Rivera was a gay and transgender activist who is given credit for throwing the second Molotov cocktail in the Stonewall riots. After that she helped Marsha P. Johnson in creating the Street Transvestite Action Revolutionaries. Throughout her life she has experienced many things such as, drug addiction, incarceration, sex work, and minority inequality, which caused her to fight for rights of these groups of people.

8) Billie Jean King

She is a professional tennis player who earned 39 Grand Slam titles from 1966 to 1975. However in 1981 she was outed as a lesbian, and despite her publicists telling her to deny the claim, she confirmed the rumors. This made her the first openly gay athlete.

9) Gilbert Baker

In 1978, one of Baker’s friends asked him to make a symbol for gay pride; using the United States flag as inspiration he hand-sewed a rainbow flag.
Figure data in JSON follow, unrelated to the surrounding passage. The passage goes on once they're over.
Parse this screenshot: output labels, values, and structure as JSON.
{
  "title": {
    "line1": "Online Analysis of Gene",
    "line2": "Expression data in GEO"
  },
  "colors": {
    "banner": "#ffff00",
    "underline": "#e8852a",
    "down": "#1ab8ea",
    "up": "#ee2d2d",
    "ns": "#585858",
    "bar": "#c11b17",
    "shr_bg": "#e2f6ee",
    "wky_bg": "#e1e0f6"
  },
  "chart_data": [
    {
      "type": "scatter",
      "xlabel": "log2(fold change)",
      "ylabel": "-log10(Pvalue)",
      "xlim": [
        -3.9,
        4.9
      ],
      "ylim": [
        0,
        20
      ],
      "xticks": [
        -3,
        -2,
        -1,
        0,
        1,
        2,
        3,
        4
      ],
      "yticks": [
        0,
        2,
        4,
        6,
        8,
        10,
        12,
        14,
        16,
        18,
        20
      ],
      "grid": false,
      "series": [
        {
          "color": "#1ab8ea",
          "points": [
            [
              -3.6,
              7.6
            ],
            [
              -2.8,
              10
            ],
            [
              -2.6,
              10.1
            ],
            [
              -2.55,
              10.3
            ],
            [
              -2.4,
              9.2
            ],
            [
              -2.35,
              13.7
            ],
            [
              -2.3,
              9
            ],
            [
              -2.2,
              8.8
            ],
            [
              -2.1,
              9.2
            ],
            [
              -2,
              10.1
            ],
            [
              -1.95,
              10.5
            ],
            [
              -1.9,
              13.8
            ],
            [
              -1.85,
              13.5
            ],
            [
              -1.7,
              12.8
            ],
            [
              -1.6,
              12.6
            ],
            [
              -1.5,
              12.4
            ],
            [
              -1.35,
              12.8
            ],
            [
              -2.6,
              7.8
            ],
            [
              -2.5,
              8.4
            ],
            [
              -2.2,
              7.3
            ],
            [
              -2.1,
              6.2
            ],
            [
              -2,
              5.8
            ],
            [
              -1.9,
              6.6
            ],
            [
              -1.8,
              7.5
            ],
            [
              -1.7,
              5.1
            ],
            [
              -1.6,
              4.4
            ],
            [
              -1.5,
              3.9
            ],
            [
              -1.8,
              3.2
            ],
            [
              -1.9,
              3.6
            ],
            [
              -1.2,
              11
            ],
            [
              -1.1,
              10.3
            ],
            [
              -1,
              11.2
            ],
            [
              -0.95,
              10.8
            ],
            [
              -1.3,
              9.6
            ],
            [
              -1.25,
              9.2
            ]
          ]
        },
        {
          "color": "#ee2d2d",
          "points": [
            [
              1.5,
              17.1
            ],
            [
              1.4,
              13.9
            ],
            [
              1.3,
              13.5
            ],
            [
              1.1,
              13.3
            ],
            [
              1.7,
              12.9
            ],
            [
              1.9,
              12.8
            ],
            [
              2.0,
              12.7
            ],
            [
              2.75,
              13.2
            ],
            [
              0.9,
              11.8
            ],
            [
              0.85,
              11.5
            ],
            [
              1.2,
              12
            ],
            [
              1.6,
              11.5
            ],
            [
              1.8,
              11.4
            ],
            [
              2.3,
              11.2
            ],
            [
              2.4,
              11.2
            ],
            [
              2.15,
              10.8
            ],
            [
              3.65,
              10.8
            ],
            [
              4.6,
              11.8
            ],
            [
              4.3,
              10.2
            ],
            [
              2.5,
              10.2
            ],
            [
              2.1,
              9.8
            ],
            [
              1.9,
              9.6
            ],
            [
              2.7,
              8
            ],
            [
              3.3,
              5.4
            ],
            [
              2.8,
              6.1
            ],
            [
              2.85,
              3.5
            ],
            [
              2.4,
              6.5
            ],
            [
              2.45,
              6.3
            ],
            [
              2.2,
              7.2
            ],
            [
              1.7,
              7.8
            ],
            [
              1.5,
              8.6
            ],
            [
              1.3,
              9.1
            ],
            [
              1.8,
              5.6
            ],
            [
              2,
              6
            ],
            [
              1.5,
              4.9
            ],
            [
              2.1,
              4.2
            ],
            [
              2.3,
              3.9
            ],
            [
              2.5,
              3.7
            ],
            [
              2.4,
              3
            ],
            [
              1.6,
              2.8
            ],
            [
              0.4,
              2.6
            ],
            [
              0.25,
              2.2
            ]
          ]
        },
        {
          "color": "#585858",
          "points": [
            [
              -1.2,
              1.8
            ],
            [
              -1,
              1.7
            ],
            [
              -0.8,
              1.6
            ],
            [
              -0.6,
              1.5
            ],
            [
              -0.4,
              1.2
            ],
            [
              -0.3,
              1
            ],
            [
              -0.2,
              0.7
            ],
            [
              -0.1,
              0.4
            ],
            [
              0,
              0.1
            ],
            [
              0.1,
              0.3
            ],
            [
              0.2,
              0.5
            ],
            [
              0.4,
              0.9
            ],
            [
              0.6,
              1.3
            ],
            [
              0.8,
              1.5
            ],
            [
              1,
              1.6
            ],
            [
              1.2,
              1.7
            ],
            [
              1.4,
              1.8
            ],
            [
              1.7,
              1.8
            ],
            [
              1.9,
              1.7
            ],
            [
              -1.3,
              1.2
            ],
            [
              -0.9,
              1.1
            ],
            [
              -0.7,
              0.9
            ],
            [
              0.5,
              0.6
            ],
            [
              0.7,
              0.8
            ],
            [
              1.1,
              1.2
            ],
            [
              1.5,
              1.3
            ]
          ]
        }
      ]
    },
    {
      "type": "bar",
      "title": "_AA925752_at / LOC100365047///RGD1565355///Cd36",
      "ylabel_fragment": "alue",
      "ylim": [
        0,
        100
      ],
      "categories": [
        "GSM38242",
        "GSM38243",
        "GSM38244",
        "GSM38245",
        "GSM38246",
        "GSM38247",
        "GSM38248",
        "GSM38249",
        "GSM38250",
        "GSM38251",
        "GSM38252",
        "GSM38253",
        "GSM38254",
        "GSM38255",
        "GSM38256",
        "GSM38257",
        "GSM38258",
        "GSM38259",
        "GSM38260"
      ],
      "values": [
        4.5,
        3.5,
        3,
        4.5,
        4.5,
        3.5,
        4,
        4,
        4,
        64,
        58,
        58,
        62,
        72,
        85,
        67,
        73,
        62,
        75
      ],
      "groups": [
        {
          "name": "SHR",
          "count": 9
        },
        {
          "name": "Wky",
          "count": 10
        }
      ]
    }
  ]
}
He stated that every color on the flag represents something important within the community, for example the red was for life. The rainbow flag, which today is an indication of gay pride, was first used on June 25, 1978, in San Francisco for Gay Pride Day. 

10) Edith Windsor

Her wife, Thea Spyer, died in 2009, which started a court battle which would change legal rights for the LGBTQ+ community forever. The government didn’t view Windsor and Spyer’s marriage as legally binding since they were two women, which left Windsor to pay $350,000 in taxes. She started to  bash the Defense of Marriage Act in court, which ultimately sent  this case all the way up to the Supreme Court. The Supreme Court ended up ruling that Section 3 of the DOMA (which allowed the federal government to not recognize same-sex marriages as legal for the purpose of federal laws) as unconstitutional. This court case helped pave the way for the legalization of same-sex marriage.

11) Elliot Page

Page is most famously known for his role on Netflix’s “The Umbrella Academy,” and came out as transgender in December of 2020. In his coming-out post on Twitter he wrote: “I love that I am trans. And I love that I am queer. And the more I hold myself close and fully embrace who I am, the more I dream, the more my heart grows and the more I thrive.” It’s been some time since that was posted, and Page has already gone through top surgery, and has been on Oprah to speak about his journey. He shared with Oprah, “With this platform I have, the privilege that I have, and knowing the pain and the difficulties and the struggles I’ve faced in my life—let alone what so many other people are facing—it absolutely felt crucial and important for me to share that.”